Lori Blakeslee, director of communications for the Green Bay School District, said vacancies tend to be fairly consistent year over year.
“Like many districts we have hard to fill positions, such as tech ed teachers, bilingual teachers and special education teachers,” Blakeslee said.
Like other area districts, she said Green Bay has collaborated with the Chamber’s recruitment efforts, including its social media advertising campaign.
Blakeslee said the district has also run targeted social media campaigns in major metropolitan areas in Wisconsin and in nearby states, as well as worked with the University of Wisconsin-Green Bay and St. Norbert College’s education programs.
She said the pandemic has also forced the district to consider other ways to interview and recruit staff.
“Using Zoom to conduct virtual interviews was one significant change,” Blakeslee said. “Virtual career fairs also became a way to reach education students during COVID.”
She said the nationwide teacher shortage has required school districts to become more creative in both the recruitment and hiring of teachers.
“In addition, filling our hourly positions has become more challenging as the unemployment rate is very low, and in response, many employers continue to raise their hourly pay, making it a much more competitive environment,” Blakeslee said.
Several school boards in the area have also approved pay increases for all its staff in part to remain competitive.
Green Bay recently approved a 4.7% increase for its staff, while the Seymour School Board approved a 3% increase just last week.
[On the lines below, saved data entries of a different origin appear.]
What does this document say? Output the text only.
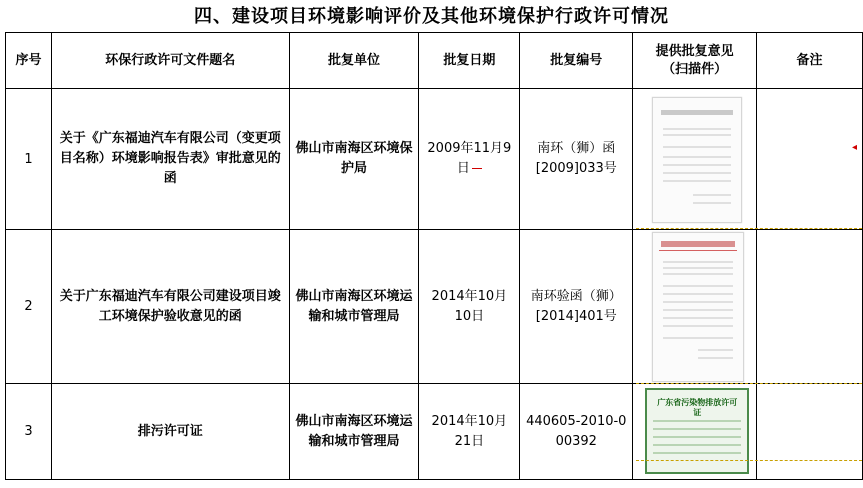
四、建设项目环境影响评价及其他环境保护行政许可情况
序号	环保行政许可文件题名	批复单位	批复日期	批复编号	提供批复意见
（扫描件）	备注
1	关于《广东福迪汽车有限公司（变更项目名称）环境影响报告表》审批意见的函	佛山市南海区环境保护局	2009年11月9日	南环（狮）函[2009]033号	

2	关于广东福迪汽车有限公司建设项目竣工环境保护验收意见的函	佛山市南海区环境运输和城市管理局	2014年10月10日	南环验函（狮）[2014]401号	

3	排污许可证	佛山市南海区环境运输和城市管理局	2014年10月21日	440605-2010-000392	广东省污染物排放许可证	

◂
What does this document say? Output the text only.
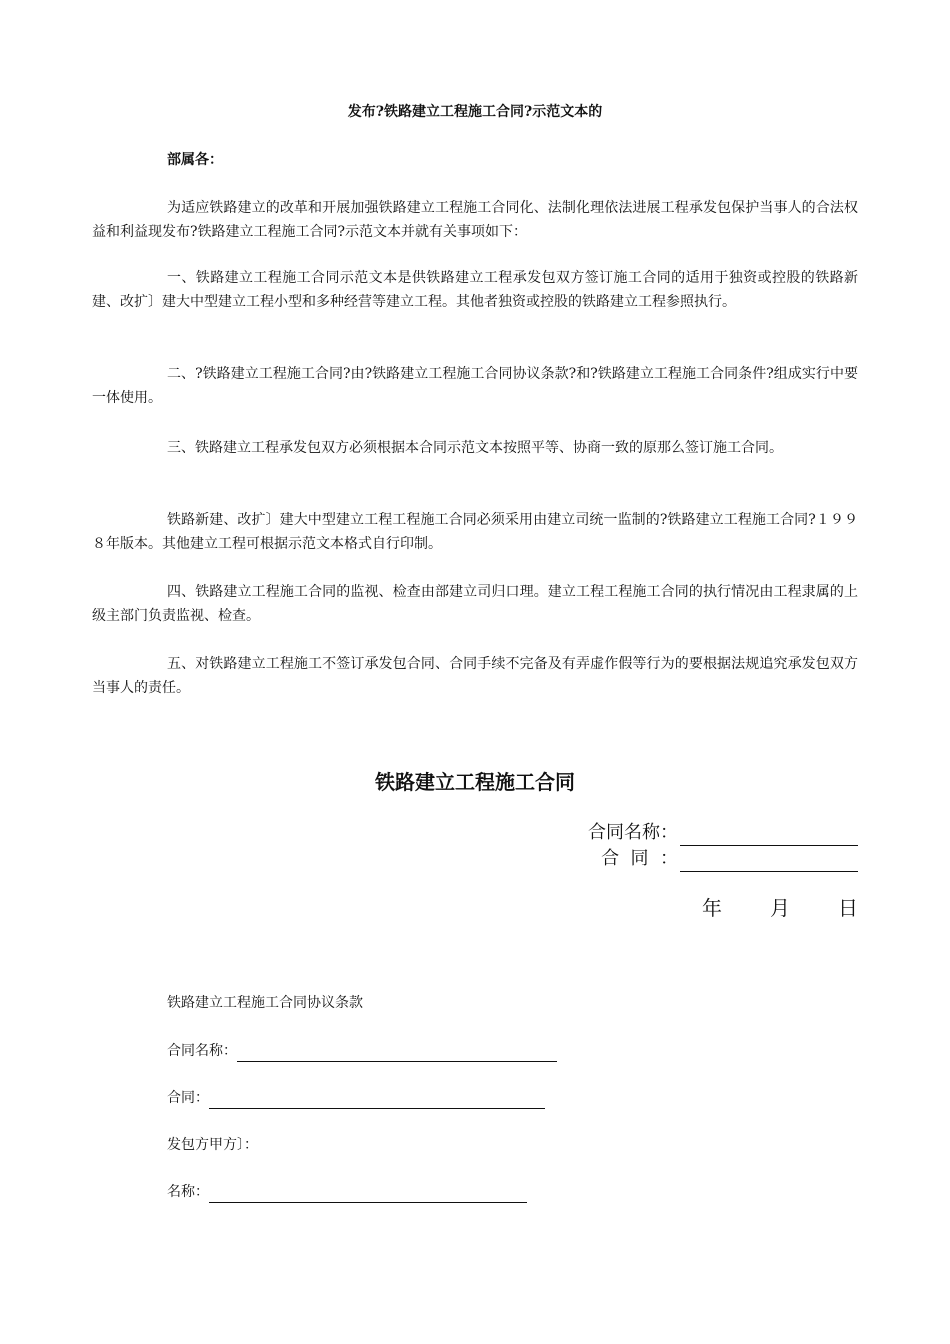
发布?铁路建立工程施工合同?示范文本的
部属各：

为适应铁路建立的改革和开展加强铁路建立工程施工合同化、法制化理依法进展工程承发包保护当事人的合法权益和利益现发布?铁路建立工程施工合同?示范文本并就有关事项如下：

一、铁路建立工程施工合同示范文本是供铁路建立工程承发包双方签订施工合同的适用于独资或控股的铁路新建、改扩〕建大中型建立工程小型和多种经营等建立工程。其他者独资或控股的铁路建立工程参照执行。

二、?铁路建立工程施工合同?由?铁路建立工程施工合同协议条款?和?铁路建立工程施工合同条件?组成实行中要一体使用。

三、铁路建立工程承发包双方必须根据本合同示范文本按照平等、协商一致的原那么签订施工合同。

铁路新建、改扩〕建大中型建立工程工程施工合同必须采用由建立司统一监制的?铁路建立工程施工合同?１９９８年版本。其他建立工程可根据示范文本格式自行印制。

四、铁路建立工程施工合同的监视、检查由部建立司归口理。建立工程工程施工合同的执行情况由工程隶属的上级主部门负责监视、检查。

五、对铁路建立工程施工不签订承发包合同、合同手续不完备及有弄虚作假等行为的要根据法规追究承发包双方当事人的责任。

铁路建立工程施工合同
合同名称：
合  同  ：
年 月 日
铁路建立工程施工合同协议条款
合同名称：
合同：
发包方甲方〕：
名称：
“The decision to hold a special board meeting to approve the increase for the teacher and paraprofessional bargaining unit was to ensure the district was able to offer a competitive salary as we are currently hiring college graduates for next school year,” Lori Miron, chief human resources officer for the Green Bay School District, said at the March 28 School Board meeting.
Vacancies specific to each district can be found on each of their respective websites.